Quick Q&A: Which is better at relieving anxiety -- a warm bubble bath or a 20-minute jog? You might be surprised at the answer. The endorphins that are released during and after exercise can help people with anxiety disorders calm down. Hopping on the track or treadmill for some moderate-to-high intensity aerobic exercise can reduce anxiety sensitivity

 

7. Boost Brainpower

Those buff lab rats might be smarter than we think. Various studies on mice and men have shown that cardiovascular exercise can create new brain cells (akaneurogenesis) and improve overall brain performance. Ready to apply for a Nobel Prize? Studies suggest that a tough workout increases levels of a brain-derived protein (known as BDNF) in the body, believed to help with decision making, higher thinking and learning.
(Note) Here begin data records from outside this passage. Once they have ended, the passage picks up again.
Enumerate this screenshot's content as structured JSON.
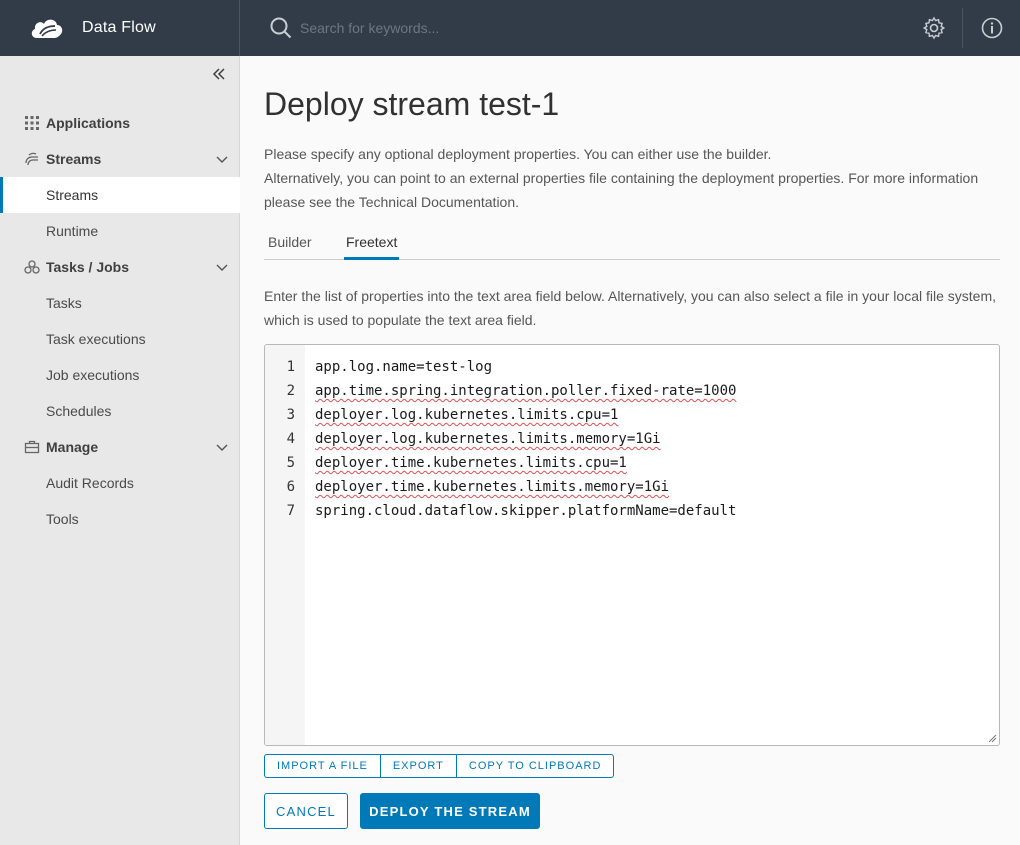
{
  "app": {
    "title": "Data Flow"
  },
  "search": {
    "placeholder": "Search for keywords..."
  },
  "sidebar": {
    "groups": [
      {
        "label": "Applications",
        "icon": "grid-icon"
      },
      {
        "label": "Streams",
        "icon": "streams-icon"
      },
      {
        "label": "Tasks / Jobs",
        "icon": "tasks-icon"
      },
      {
        "label": "Manage",
        "icon": "briefcase-icon"
      }
    ],
    "items": {
      "streams": "Streams",
      "runtime": "Runtime",
      "tasks": "Tasks",
      "task_executions": "Task executions",
      "job_executions": "Job executions",
      "schedules": "Schedules",
      "audit_records": "Audit Records",
      "tools": "Tools"
    }
  },
  "page": {
    "title": "Deploy stream test-1",
    "intro_line1": "Please specify any optional deployment properties. You can either use the builder.",
    "intro_line2": "Alternatively, you can point to an external properties file containing the deployment properties. For more information please see the Technical Documentation.",
    "tabs": [
      "Builder",
      "Freetext"
    ],
    "active_tab": "Freetext",
    "help": "Enter the list of properties into the text area field below. Alternatively, you can also select a file in your local file system, which is used to populate the text area field."
  },
  "editor": {
    "lines": [
      "app.log.name=test-log",
      "app.time.spring.integration.poller.fixed-rate=1000",
      "deployer.log.kubernetes.limits.cpu=1",
      "deployer.log.kubernetes.limits.memory=1Gi",
      "deployer.time.kubernetes.limits.cpu=1",
      "deployer.time.kubernetes.limits.memory=1Gi",
      "spring.cloud.dataflow.skipper.platformName=default"
    ],
    "line_numbers": [
      "1",
      "2",
      "3",
      "4",
      "5",
      "6",
      "7"
    ]
  },
  "buttons": {
    "import": "IMPORT A FILE",
    "export": "EXPORT",
    "copy": "COPY TO CLIPBOARD",
    "cancel": "CANCEL",
    "deploy": "DEPLOY THE STREAM"
  },
  "colors": {
    "header_bg": "#313c48",
    "accent": "#0079b8",
    "sidebar_bg": "#e8e8e8"
  }
}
Smarty (spandex) pants, indeed.


8. Sharpen Memory

Regular physical activity boosts memory and ability to learn new things. Getting sweaty increases production of cells in hippocampus responsible for memory and learning. For this reason, research has linked children's brain development with level of physical fitness (take that, recess haters!). But exercise-based brainpower isn't just for kids. Even if it's not as fun as a game of Red Rover, working out can boost memory among grown-ups, too. A study showed that running sprints improved vocabulary retention among healthy adults.

 

9. Help Control Addiction

The brain releases dopamine, the “reward chemical” in response to any form of pleasure, be that exercise, sex, drugs, alcohol or food. Unfortunately, some people become addicted to dopamine and dependent on the substances that produce it, like drugs or alcohol (and more rarely, food and sex). On the bright side, exercise can help in addiction recovery. Short exercise sessions can also effectively distract drug or alcohol addicts, making them de-prioritize cravings (at least in the short term). Working out when on the wagon has other benefits, too. Alcohol abuse disrupts many body processes, including circadian rhythms. As a result, alcoholics find they can't fall asleep (or stay asleep) without drinking. Exercise can help reboot the body clock, helping people hit the hay at the right time.

10. Increase Relaxation

Ever hit the hay after a long run or weight session at the gym? For some, a moderate workout can be the equivalent of a sleeping pilleven for people with insomnia. Moving around five to six hours before bedtime raises the body's core temperature. When the body temp drops back to normal a few hours later, it signals the body that it's time to sleep.

11. Get More Done

Research shows that workers who take time for exercise on a regular basis are more productive and have more energy than their more sedentary peers. While busy schedules can make it tough to squeeze in a gym session in the middle of the day, some experts believe that midday is the ideal time for a workout due to the body's circadian rhythms.

 

 

12. Tap Into Creativity

Most people end a tough workout with a hot shower, but maybe we should be breaking out the colored pencils instead. A heart-pumping gym session can boost creativity for up to two hours afterwards. Supercharge post-workout inspiration by exercising outdoors and interacting with nature (see benefit #4). Next time you need a burst of creative thinking, hit the trails for a long walk or run to refresh the body and the brain at the same time.

13. Inspire Others

Whether it's a pick-up game of soccer, a group class at the gym, or just a run with a friend, exercise rarely happens in a bubble. And that's good news for all of us. Studies show that most people perform better on aerobic tests when paired up with a workout buddy. Pin it to inspiration or good old-fashioned competition, nobody wants to let the other person down. In fact, being part of a team is so powerful that it can actually raise athletes’ tolerances for pain. Even fitness beginners can inspire each other to push harder during a sweat session, so find a workout buddy and get moving!